Conway’s Donald Ray Patton will be the first one to admit that life sometimes is not easy, but what you do to help you through the hard times just might be the inspiration that someone else needs to help them down a rocky path.
Patton, 54, recently released a book of Christian, inspirational poems he has written through the years, poems that helped him though his darkest hours.
Entitled, “The Door to My Soul,” Patton, who, also, is a minister and singer-songwriter, said the collection was his way of helping others.
“My first wife died in 1992 with cancer,” Patton said. “At that time, the stress threw me into full-blown postpolio syndrome (He had polio as a child). I went through some deep, deep valleys. I went through about six or eight years of it. I got to the point where I couldn’t work. I’ve been in the ministry for about 16 years and I just decided to lean on God. I was so confused and had done so many things, so I just started searching my soul for the answers and that’s where the poems came from. God just began answering my questions in the form of poetry and I was writing it down as fast as it came to me.”
Patton said his poems were a part of his own personal soul searching and never thought they would one day become a book.

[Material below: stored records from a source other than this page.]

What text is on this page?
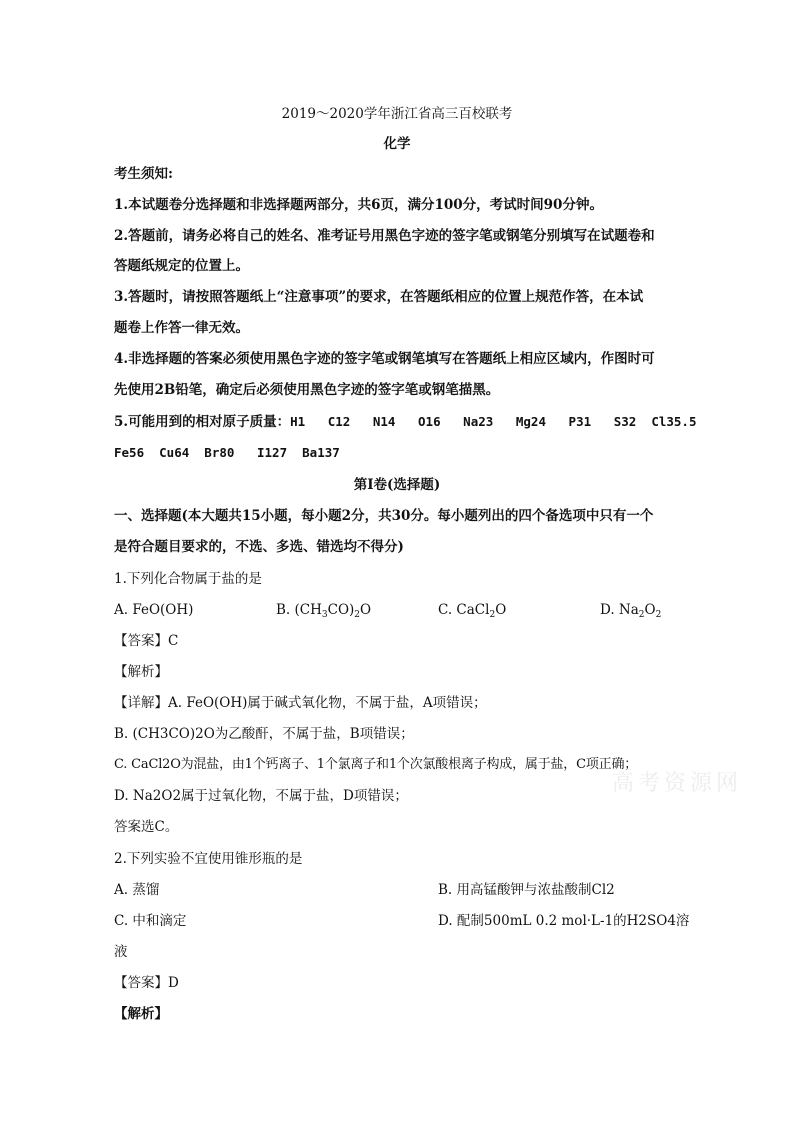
2019～2020学年浙江省高三百校联考
化学
考生须知:
1.本试题卷分选择题和非选择题两部分，共6页，满分100分，考试时间90分钟。
2.答题前，请务必将自己的姓名、准考证号用黑色字迹的签字笔或钢笔分别填写在试题卷和
答题纸规定的位置上。
3.答题时，请按照答题纸上“注意事项”的要求，在答题纸相应的位置上规范作答，在本试
题卷上作答一律无效。
4.非选择题的答案必须使用黑色字迹的签字笔或钢笔填写在答题纸上相应区域内，作图时可
先使用2B铅笔，确定后必须使用黑色字迹的签字笔或钢笔描黑。
5.可能用到的相对原子质量：H1   C12   N14   O16   Na23   Mg24   P31   S32  Cl35.5
Fe56  Cu64  Br80   I127  Ba137
第I卷(选择题)
一、选择题(本大题共15小题，每小题2分，共30分。每小题列出的四个备选项中只有一个
是符合题目要求的，不选、多选、错选均不得分)
1.下列化合物属于盐的是
A. FeO(OH)	B. $(CH_3CO)_2O$	C. CaCl$_2$O	D. $Na_2O_2$
【答案】C
【解析】
【详解】A. FeO(OH)属于碱式氧化物，不属于盐，A项错误；
B. (CH3CO)2O为乙酸酐，不属于盐，B项错误；
C. CaCl2O为混盐，由1个钙离子、1个氯离子和1个次氯酸根离子构成，属于盐，C项正确；
D. Na2O2属于过氧化物，不属于盐，D项错误；
答案选C。
2.下列实验不宜使用锥形瓶的是
A. 蒸馏	B. 用高锰酸钾与浓盐酸制Cl2
C. 中和滴定	D. 配制500mL 0.2 mol·L-1的H2SO4溶
液
【答案】D
【解析】
高考资源网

“I never dreamed I would write a book,” he said. “Now I’m on my third book. After my first book , I started writing my life story. It is ready for publishing, now. I’ve always wanted to write and I’d thought about it for about 30 years ... I never really had a lot of confidence growing up so it just took me a while to develop, I guess.”
Patton has written about 100 songs, so writing poetry was something that he had some experience with.
“Basically, all my poems are just songs without music,” he said. “I don’t think there is a poem I’ve written that couldn’t be put to music. It just seems to be my format for writing poetry.”
When words come to Patton, he might have a song or poem completed in a matter of minutes, or it might take years.
“It just comes so many different ways,” he said. “Sometimes I can sit down, write a song, put the chords to it and have it done. Other times, I might just have a line or a verse that might lay there for a few years before I finish it. Sometimes when the inspiration comes to me I just have to write it down and see where it takes me.”
Patton isn’t hoping for “Door to My Soul” to make money or big royalty checks. He said it is about sharing and healing.
“My main intent for putting my book of poetry together was to help others,” he said. “My ministry is my No. 1 interest God helped me out of a lot of dark places and I know there are other people going through a lot of the same things. I figure if people could read what I went through and what brought me through it, it might help.
“If it just helps one person, it’s all worth it to me. It was never done to make money. However, I’m just like everyone else and can use all of the money I can get, but that was never my intent.”